Speaking at the National Association of Pension Funds (NAPF) Investment Conference, the Liberal Democrat and one of the most senior minor-party ministers said he was pleased with the progress made by the Pensions Infrastructure Platform (PIP).
The PIP, a joint venture between the NAPF and the Pension Protection Fund (PPF), recently secured its first £260m (€316m) seed investment from six UK pension funds.
It was set up, with vocal government support, to aid pension schemes access low risk and long-term UK infrastructure projects.
However, its launch investment was overshadowed by three pension funds, with combined assets of more than £65bn, abandoning the scheme, citing its cost and lack of return potential.
In response to the launch, Alexander called on NAPF members to consider the pooled arrangement.
“It goes without saying,” Alexander said, “that I would love to see more UK pension funds get involved [with the PIP] and invest in our country’s infrastructure.”
He added he would be pleased to set up meetings between interested parties and Infrastructure UK, a unit within his department dedicated to securing private investment in UK long-term infrastructure.

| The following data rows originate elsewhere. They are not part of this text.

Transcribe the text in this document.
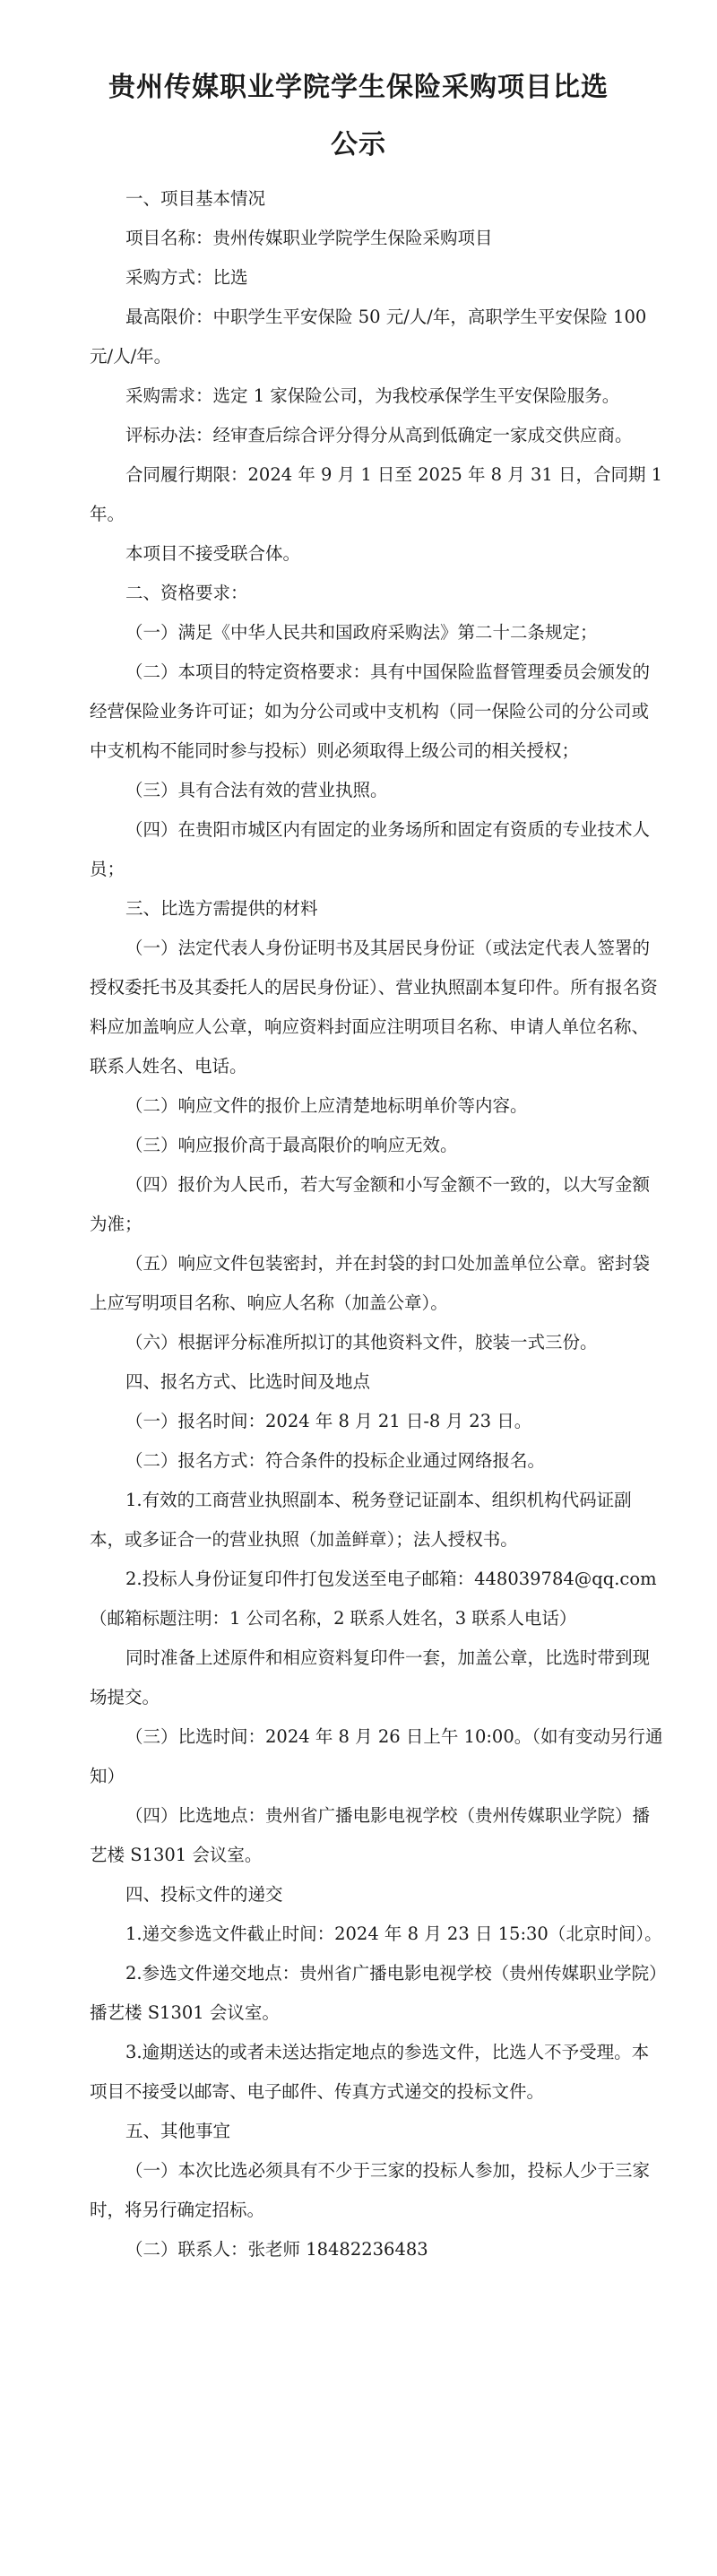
贵州传媒职业学院学生保险采购项目比选
公示

一、项目基本情况

项目名称：贵州传媒职业学院学生保险采购项目

采购方式：比选

最高限价：中职学生平安保险 50 元/人/年，高职学生平安保险 100 元/人/年。

采购需求：选定 1 家保险公司，为我校承保学生平安保险服务。

评标办法：经审查后综合评分得分从高到低确定一家成交供应商。

合同履行期限：2024 年 9 月 1 日至 2025 年 8 月 31 日，合同期 1 年。

本项目不接受联合体。

二、资格要求：

（一）满足《中华人民共和国政府采购法》第二十二条规定；

（二）本项目的特定资格要求：具有中国保险监督管理委员会颁发的经营保险业务许可证；如为分公司或中支机构（同一保险公司的分公司或中支机构不能同时参与投标）则必须取得上级公司的相关授权；

（三）具有合法有效的营业执照。

（四）在贵阳市城区内有固定的业务场所和固定有资质的专业技术人员；

三、比选方需提供的材料

（一）法定代表人身份证明书及其居民身份证（或法定代表人签署的授权委托书及其委托人的居民身份证）、营业执照副本复印件。所有报名资料应加盖响应人公章，响应资料封面应注明项目名称、申请人单位名称、联系人姓名、电话。

（二）响应文件的报价上应清楚地标明单价等内容。

（三）响应报价高于最高限价的响应无效。

（四）报价为人民币，若大写金额和小写金额不一致的，以大写金额为准；

（五）响应文件包装密封，并在封袋的封口处加盖单位公章。密封袋上应写明项目名称、响应人名称（加盖公章）。

（六）根据评分标准所拟订的其他资料文件，胶装一式三份。

四、报名方式、比选时间及地点

（一）报名时间：2024 年 8 月 21 日-8 月 23 日。

（二）报名方式：符合条件的投标企业通过网络报名。

1.有效的工商营业执照副本、税务登记证副本、组织机构代码证副本，或多证合一的营业执照（加盖鲜章）；法人授权书。

2.投标人身份证复印件打包发送至电子邮箱：448039784@qq.com（邮箱标题注明：1 公司名称，2 联系人姓名，3 联系人电话）

同时准备上述原件和相应资料复印件一套，加盖公章，比选时带到现场提交。

（三）比选时间：2024 年 8 月 26 日上午 10:00。（如有变动另行通知）

（四）比选地点：贵州省广播电影电视学校（贵州传媒职业学院）播艺楼 S1301 会议室。

四、投标文件的递交

1.递交参选文件截止时间：2024 年 8 月 23 日 15:30（北京时间）。

2.参选文件递交地点：贵州省广播电影电视学校（贵州传媒职业学院）播艺楼 S1301 会议室。

3.逾期送达的或者未送达指定地点的参选文件，比选人不予受理。本项目不接受以邮寄、电子邮件、传真方式递交的投标文件。

五、其他事宜

（一）本次比选必须具有不少于三家的投标人参加，投标人少于三家时，将另行确定招标。

（二）联系人：张老师 18482236483
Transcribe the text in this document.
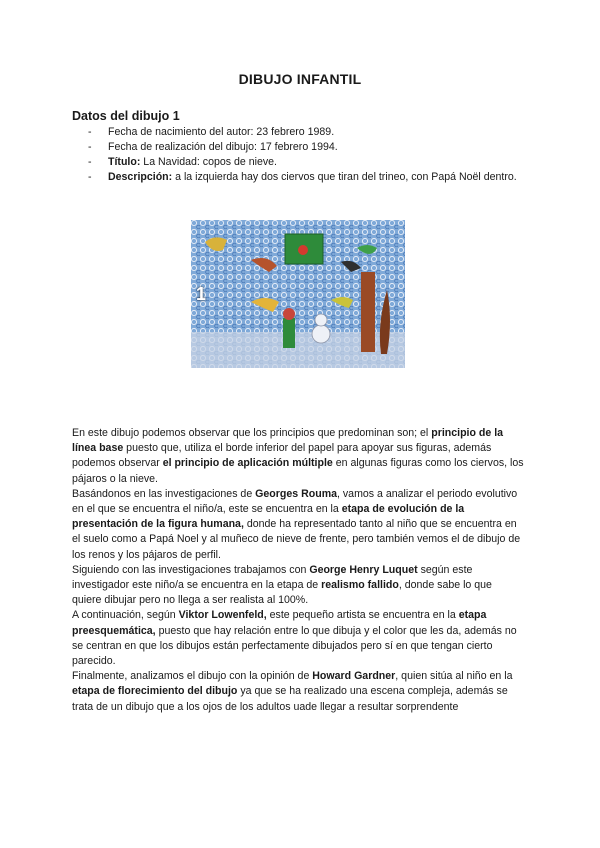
DIBUJO INFANTIL
Datos del dibujo 1
- Fecha de nacimiento del autor: 23 febrero 1989.
- Fecha de realización del dibujo: 17 febrero 1994.
- Título: La Navidad: copos de nieve.
- Descripción: a la izquierda hay dos ciervos que tiran del trineo, con Papá Noël dentro.
1

En este dibujo podemos observar que los principios que predominan son; el principio de la línea base puesto que, utiliza el borde inferior del papel para apoyar sus figuras, además podemos observar el principio de aplicación múltiple en algunas figuras como los ciervos, los pájaros o la nieve.

Basándonos en las investigaciones de Georges Rouma, vamos a analizar el periodo evolutivo en el que se encuentra el niño/a, este se encuentra en la etapa de evolución de la presentación de la figura humana, donde ha representado tanto al niño que se encuentra en el suelo como a Papá Noel y al muñeco de nieve de frente, pero también vemos el de dibujo de los renos y los pájaros de perfil.

Siguiendo con las investigaciones trabajamos con George Henry Luquet según este investigador este niño/a se encuentra en la etapa de realismo fallido, donde sabe lo que quiere dibujar pero no llega a ser realista al 100%.

A continuación, según Viktor Lowenfeld, este pequeño artista se encuentra en la etapa preesquemática, puesto que hay relación entre lo que dibuja y el color que les da, además no se centran en que los dibujos están perfectamente dibujados pero sí en que tengan cierto parecido.

Finalmente, analizamos el dibujo con la opinión de Howard Gardner, quien sitúa al niño en la etapa de florecimiento del dibujo ya que se ha realizado una escena compleja, además se trata de un dibujo que a los ojos de los adultos uade llegar a resultar sorprendente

“This is a real opportunity for schemes to invest in exactly the sort of projects that will help the businesses of the UK, and the people of the UK, thrive into the future,” he said.
Alexander, a Scottish MP, also gave the crowd of delegates gathered in Edinburgh a raft of reasons he hoped Scotland would remain part of the UK.
He once again quashed suggestions the two countries could enter a sterling currency union should Scotland vote for independence in a referendum later this year.
Alexander said Scottish defined benefit (DB) scheme members could suffer if the country were to leave the UK.
The costs placed on DB schemes of setting up a new protection fund for those with failing sponsors would inevitably be passed onto members, he argued.
He also said the complexities involved in setting up financial regulation in an independent Scotland should be a concern for the UK pensions industry, suggesting it would inevitably diverge over time from the current set of rules.
“Of course a Scottish government, under independence, could decide to put in place policies that make the environmental favourable,” he conceded.
“But there are some fundamental aspects of being part of one large United Kingdom that really help strengthen this sector.
“No matter what policies are taken in Edinburgh, breaking up the United Kingdom would really undermine that success.”